Richie Fitzgerald

Personal information
- Born: Richard Fitzgerald County Donegal, Ireland
- Height: 5’10’’ (178cm)
- Weight: 168lb (76kg)
- Website: www.surfworld.ie

Surfing career
- Sport: Surfing
- Sponsors: Volkswagen, Billabong, MMD, C-Skins, Vans, Northcore
- Major achievements: Semi Finalist in Eurosurf Masters event 2011

Surfing specifications
- Stance: Goofy
- Shaper: Mark McGuire (Power Source Surf Boards)
- Favourite waves: The Peak, Bundoran

= Richie Fitzgerald =

Irish big-wave surfer

Richie Fitzgerald is an Irish big-wave surfer.

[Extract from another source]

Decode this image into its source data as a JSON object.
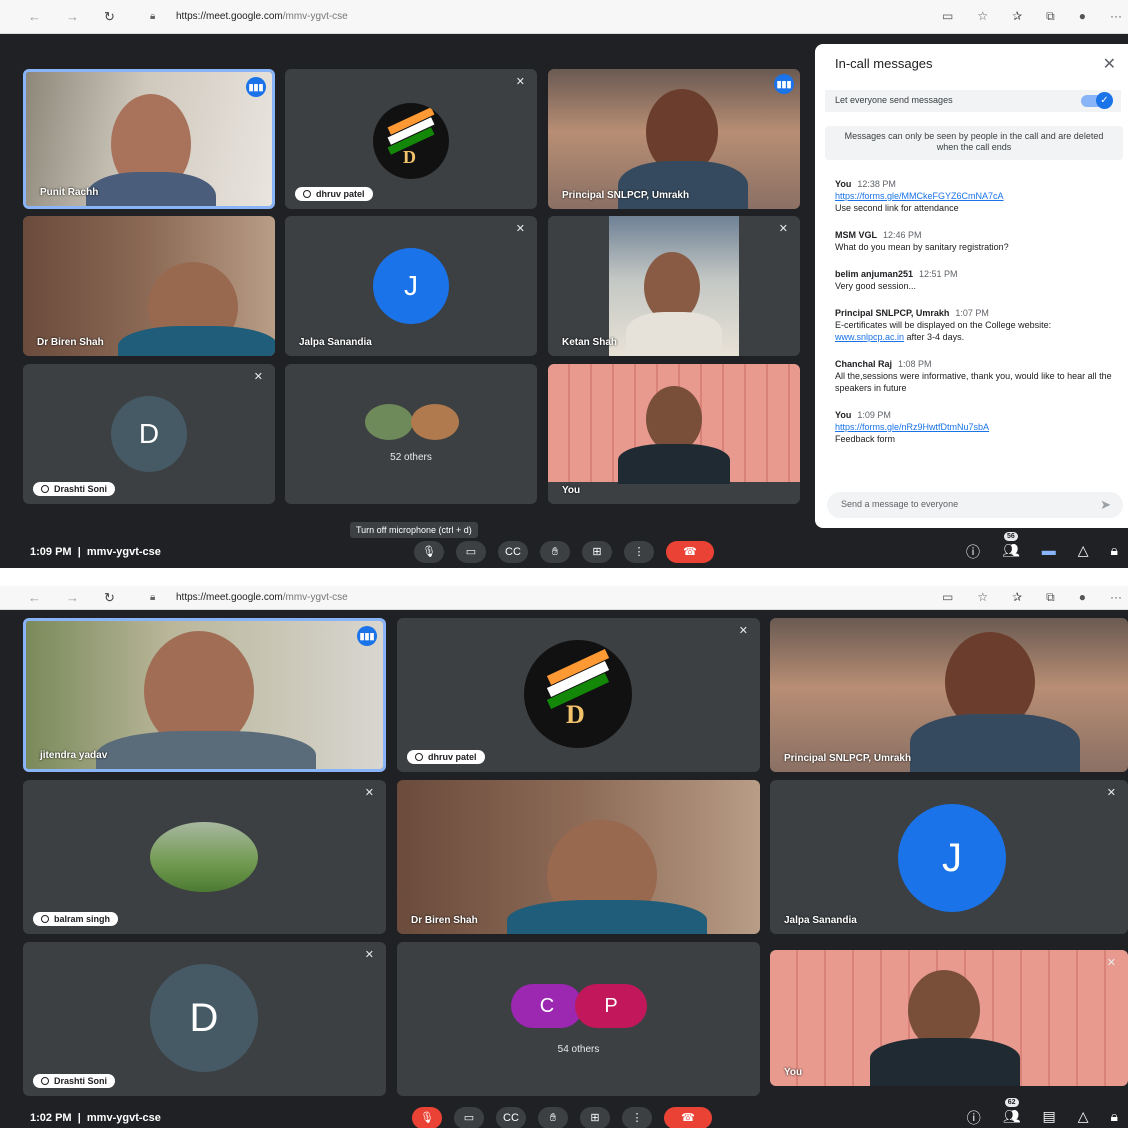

He first appeared as a judge in Channel 4's reality TV show, Faking it, titled "Web Surfer To Wave Surfer", which aired on 2 November 2002. He then appeared in surfing documentaries such as Joel Conroy's Eye of the Storm in 2002 and Step Into Liquid in 2003. In 2009 he co-lead with Gabe Davies in Joel Conroy's first featured documentary, Waveriders. Together they tow surfed the biggest swell to have been ridden off the Irish Atlantic Coast. In 2014, he appeared in a Jägermeister advert called "Journey to Surf" alongside Ben Skinner. He currently runs the surf coaching academy and Surf World shop in Bundoran with his Australian wife Briohny.